“Daniel’s Choice,” Liahona, Mar. 1999, 12
When King Nebuchadnezzar and his soldiers captured Jerusalem, they took many Israelites with them back to Babylon. There, the king gave his chief officer an important job—to pick out the smartest and healthiest of the Israelite children, bring them to the palace, and teach them the language and learning of the scholars.
Four of the children chosen were Daniel and his friends Hananiah, Mishael, and Azariah. Living in the palace was very different from living at home. In the palace, they were given Babylonian names: Belteshazzar, Shadrach, Meshach, and Abed-nego.
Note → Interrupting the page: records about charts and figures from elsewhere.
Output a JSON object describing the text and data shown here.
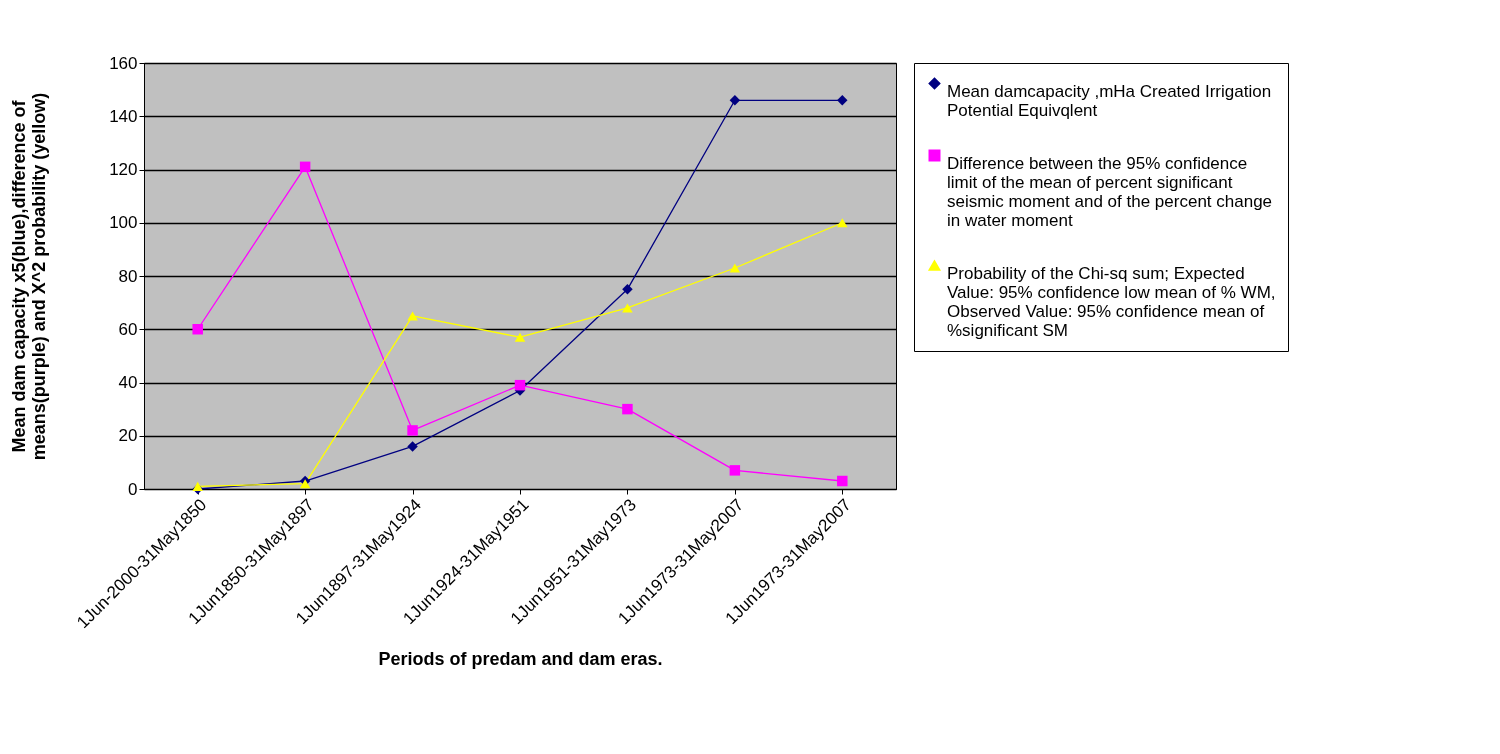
{
  "chart_data": {
    "type": "line",
    "xlabel": "Periods of predam and dam eras.",
    "ylabel": "Mean dam capacity x5(blue),difference of means(purple) and X^2 probability (yellow)",
    "categories": [
      "1Jun-2000-31May1850",
      "1Jun1850-31May1897",
      "1Jun1897-31May1924",
      "1Jun1924-31May1951",
      "1Jun1951-31May1973",
      "1Jun1973-31May2007",
      "1Jun1973-31May2007"
    ],
    "series": [
      {
        "name": "Mean damcapacity ,mHa Created Irrigation Potential Equivqlent",
        "color": "#000080",
        "marker": "diamond",
        "values": [
          0,
          3,
          16,
          37,
          75,
          146,
          146
        ]
      },
      {
        "name": "Difference between the 95% confidence limit of the mean of percent significant seismic moment and of the percent change in water moment",
        "color": "#ff00ff",
        "marker": "square",
        "values": [
          60,
          121,
          22,
          39,
          30,
          7,
          3
        ]
      },
      {
        "name": "Probability of the Chi-sq sum; Expected Value: 95% confidence low mean of % WM, Observed Value: 95% confidence mean of %significant SM",
        "color": "#ffff00",
        "marker": "triangle",
        "values": [
          1,
          2,
          65,
          57,
          68,
          83,
          100
        ]
      }
    ],
    "ylim": [
      0,
      160
    ],
    "yticks": [
      0,
      20,
      40,
      60,
      80,
      100,
      120,
      140,
      160
    ],
    "grid": "y",
    "legend": "right"
  }
}
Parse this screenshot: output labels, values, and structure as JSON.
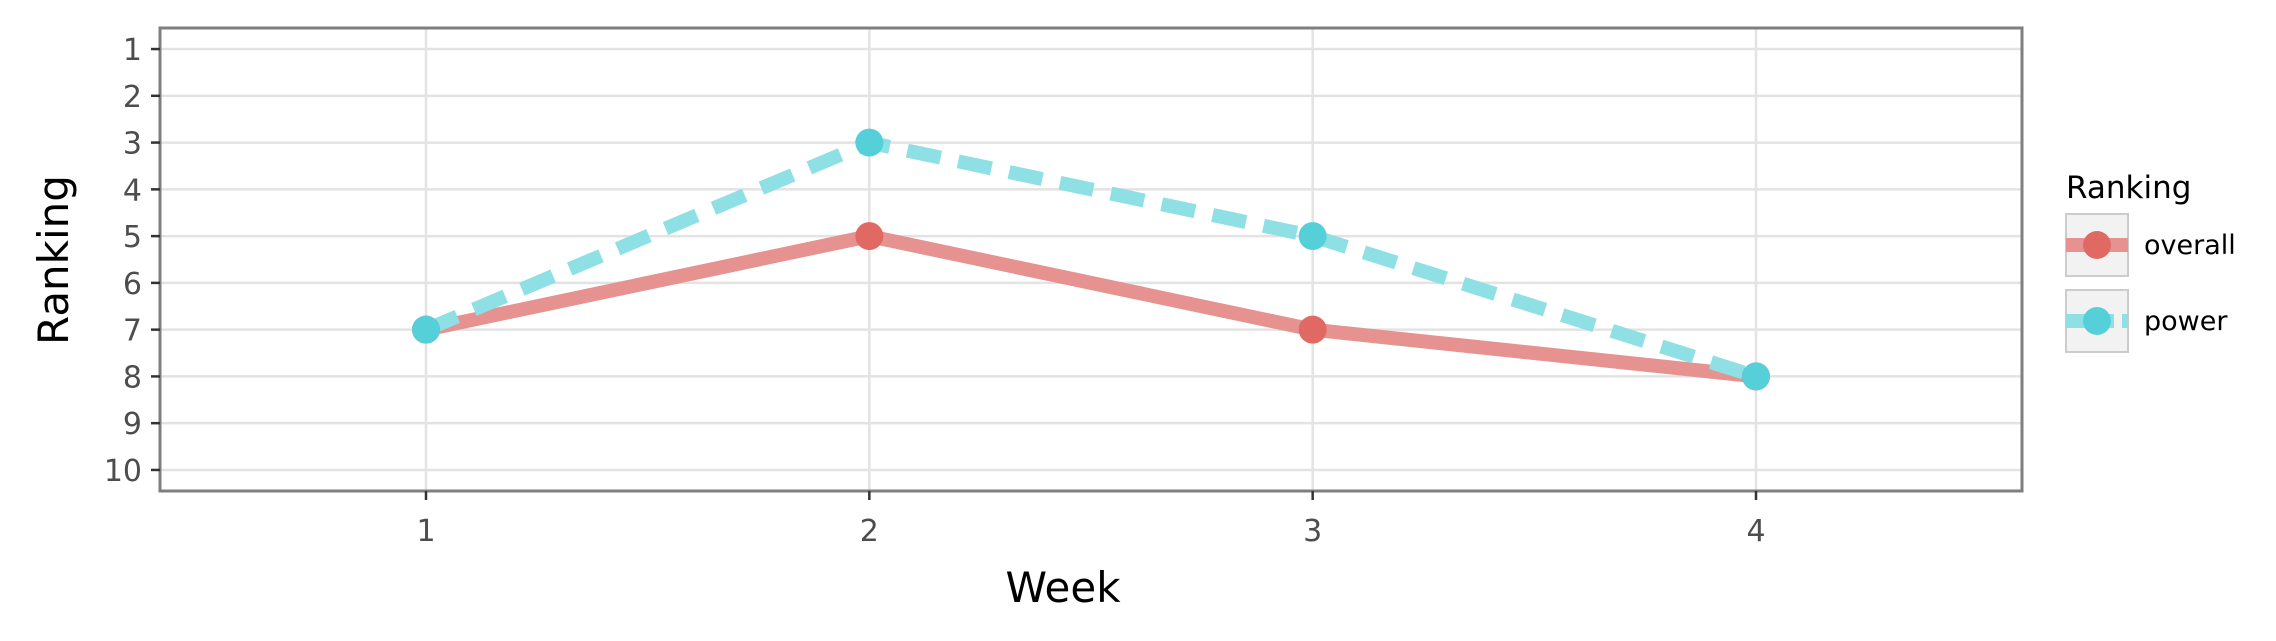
{
  "chart_data": {
    "type": "line",
    "xlabel": "Week",
    "ylabel": "Ranking",
    "x": [
      1,
      2,
      3,
      4
    ],
    "xlim": [
      0.4,
      4.6
    ],
    "ylim": [
      10.45,
      0.55
    ],
    "y_reversed": true,
    "yticks": [
      1,
      2,
      3,
      4,
      5,
      6,
      7,
      8,
      9,
      10
    ],
    "grid": true,
    "legend": {
      "title": "Ranking",
      "position": "right"
    },
    "series": [
      {
        "name": "overall",
        "values": [
          7,
          5,
          7,
          8
        ],
        "color": "#e06a63",
        "line_color": "#e59290",
        "linestyle": "solid"
      },
      {
        "name": "power",
        "values": [
          7,
          3,
          5,
          8
        ],
        "color": "#55d0d8",
        "line_color": "#8ee0e4",
        "linestyle": "dashed"
      }
    ]
  }
}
The children were also fed special foods. The king himself ate these foods, but Daniel knew that they were not good for him. He asked the chief officer not to make him eat the foods nor drink the wine.
The chief officer said that Daniel must eat them or he would not be as healthy as the other children. The king might then be angry and have the chief officer killed.
Because Daniel did not want the chief officer to be harmed, he asked that he and his friends be given pulse (vegetables) and water for 10 days. Then, after being compared to the other children, if the four friends were not as healthy, they would eat the king’s food.
The chief officer agreed. After 10 days, Daniel and his friends were strong and full of energy. They looked healthier than the other children. And they were wiser than even the king’s own counselors! (See Dan. 1:1–20.)